Rizwan Ayoob v M Iqbal (Wigan CC)
This preliminary hearing arose from an RTA matter that was dealt with under the MOJ Protocol. Settlement was reached and a dispute arose with regards to the “type of costs” to which the claimant was entitled.
Before any agreement on costs was reached, the claimant issued Part 8 proceedings seeking costs under the MOJ Protocol, yet quoting the wrong amount (being the sum that would have been paid under PCR).
We argued that the proceedings had only been necessary because the claimant had sought to recover costs to which they were not entitled.
DJ Mornington accepted our argument and criticised the claimant’s solicitors for not knowing the difference between the PCR and MOJ Protocols. She concluded that had they claimed costs under the correct scheme at the outset Part 8 would not have been needed. Accordingly, she ordered the claimant to pay the defendant’s costs summarily assessed at £1,000.00.
This hearing related to an RTA claim that was dealt with under the pre-action protocol for low value personal injury claims in road traffic accidents (“the MOJ Protocol”). Settlement was reached and the claimant put forward a claim for costs under the PCR, rather than under the MOJ Protocol.
We were instructed by the defendant to consider the claimant’s entitlement to predictive costs.
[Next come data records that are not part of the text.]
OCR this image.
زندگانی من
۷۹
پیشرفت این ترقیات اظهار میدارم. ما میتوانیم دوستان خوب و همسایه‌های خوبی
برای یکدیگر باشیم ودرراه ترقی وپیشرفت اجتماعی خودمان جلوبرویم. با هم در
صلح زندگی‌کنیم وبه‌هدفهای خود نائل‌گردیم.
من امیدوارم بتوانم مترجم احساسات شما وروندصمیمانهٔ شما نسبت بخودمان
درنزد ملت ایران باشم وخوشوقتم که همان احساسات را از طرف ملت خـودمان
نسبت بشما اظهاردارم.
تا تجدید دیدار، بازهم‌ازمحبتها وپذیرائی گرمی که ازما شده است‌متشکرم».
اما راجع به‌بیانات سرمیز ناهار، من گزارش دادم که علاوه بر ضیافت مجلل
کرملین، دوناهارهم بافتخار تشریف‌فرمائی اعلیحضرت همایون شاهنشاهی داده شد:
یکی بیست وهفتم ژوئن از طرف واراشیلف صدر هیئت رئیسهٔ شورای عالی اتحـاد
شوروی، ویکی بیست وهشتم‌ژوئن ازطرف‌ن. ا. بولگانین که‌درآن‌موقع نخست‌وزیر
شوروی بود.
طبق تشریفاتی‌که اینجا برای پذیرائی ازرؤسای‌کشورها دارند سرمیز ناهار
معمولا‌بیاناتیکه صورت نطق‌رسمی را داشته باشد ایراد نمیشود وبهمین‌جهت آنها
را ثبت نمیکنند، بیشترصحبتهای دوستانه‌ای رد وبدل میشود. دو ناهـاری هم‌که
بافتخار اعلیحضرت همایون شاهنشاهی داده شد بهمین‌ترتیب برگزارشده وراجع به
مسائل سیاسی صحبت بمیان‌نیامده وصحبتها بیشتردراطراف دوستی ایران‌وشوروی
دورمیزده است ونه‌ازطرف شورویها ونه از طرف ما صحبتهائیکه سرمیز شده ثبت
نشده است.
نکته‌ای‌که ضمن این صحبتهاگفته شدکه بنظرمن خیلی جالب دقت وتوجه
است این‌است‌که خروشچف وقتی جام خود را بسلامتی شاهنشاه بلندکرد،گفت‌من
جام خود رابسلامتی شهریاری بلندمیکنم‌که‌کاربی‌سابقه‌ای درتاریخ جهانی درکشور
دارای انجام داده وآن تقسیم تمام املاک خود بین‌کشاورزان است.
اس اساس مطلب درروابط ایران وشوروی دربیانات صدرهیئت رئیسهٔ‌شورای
In the meantime the claimant issued Part 8 proceedings which stated that the parties had been unable to agree the amount of the claimant’s cost, and sought an order that the defendant pay the claimant £1,388.00 plus success fee, VAT and disbursements. The proceedings stated that the claimant was entitled to that sum under CPR r. 45.29 (MOJ Protocol) but it was in fact the amount that would have been payable under CPR r. 45.9 (PCR). The amount under the MOJ Protocol was £1,981.00.
We filed an Acknowledgment of Service agreeing to an order for costs, but contesting the amount. We objected to the claim for PCR and submitted that costs should be dealt with in accordance with the MOJ protocol.
We made a CPR r. 47.19 offer to pay the claimant’s costs in accordance with the MOJ Protocol. The claimant rejected that offer. The Court gave Directions for a preliminary hearing.
The claimant’s costs draftsman wrote to us admitting that there may have been “some confusion” because of the figure that had been put in the Part 8 Claim Form, but he argued that the Part 8 proceedings have been necessary in any event because the MOJ costs have not been paid until after they were issued.
We disagreed with this interpretation of events and the matter proceeded to the preliminary hearing.
Prior to the hearing we filed and served written submissions which set out the chronology of the events. We argued that the proceedings have only been necessary because the claimant had sought to recover costs to which they were not entitled, and had only conceded that they were limited to MOJ costs long after the proceedings had been issued.
DJ Mornington confirmed that she had read our submissions and immediately began to haul the claimant’s costs draftsman over the coals as to what his solicitors had been up to.
She then gave a brief judgment in which she said that she rejected the suggestion that the defendant should simply have paid MOJ costs at the outset. She said that she found the claimant’s behaviour from beginning to end to have been inept.
DJ Mornington went on to say that such a large RTA firm should have known what the correct cost procedure was and she found as a fact that, had the proper claim for costs been made at the outset it would have been paid, and the proceedings would never have been required.
She said that she had no hesitation in making an order that the claimant should pay the defendant’s costs of the Part 8 proceedings, which she summarily assessed in the sum of £1,000.00.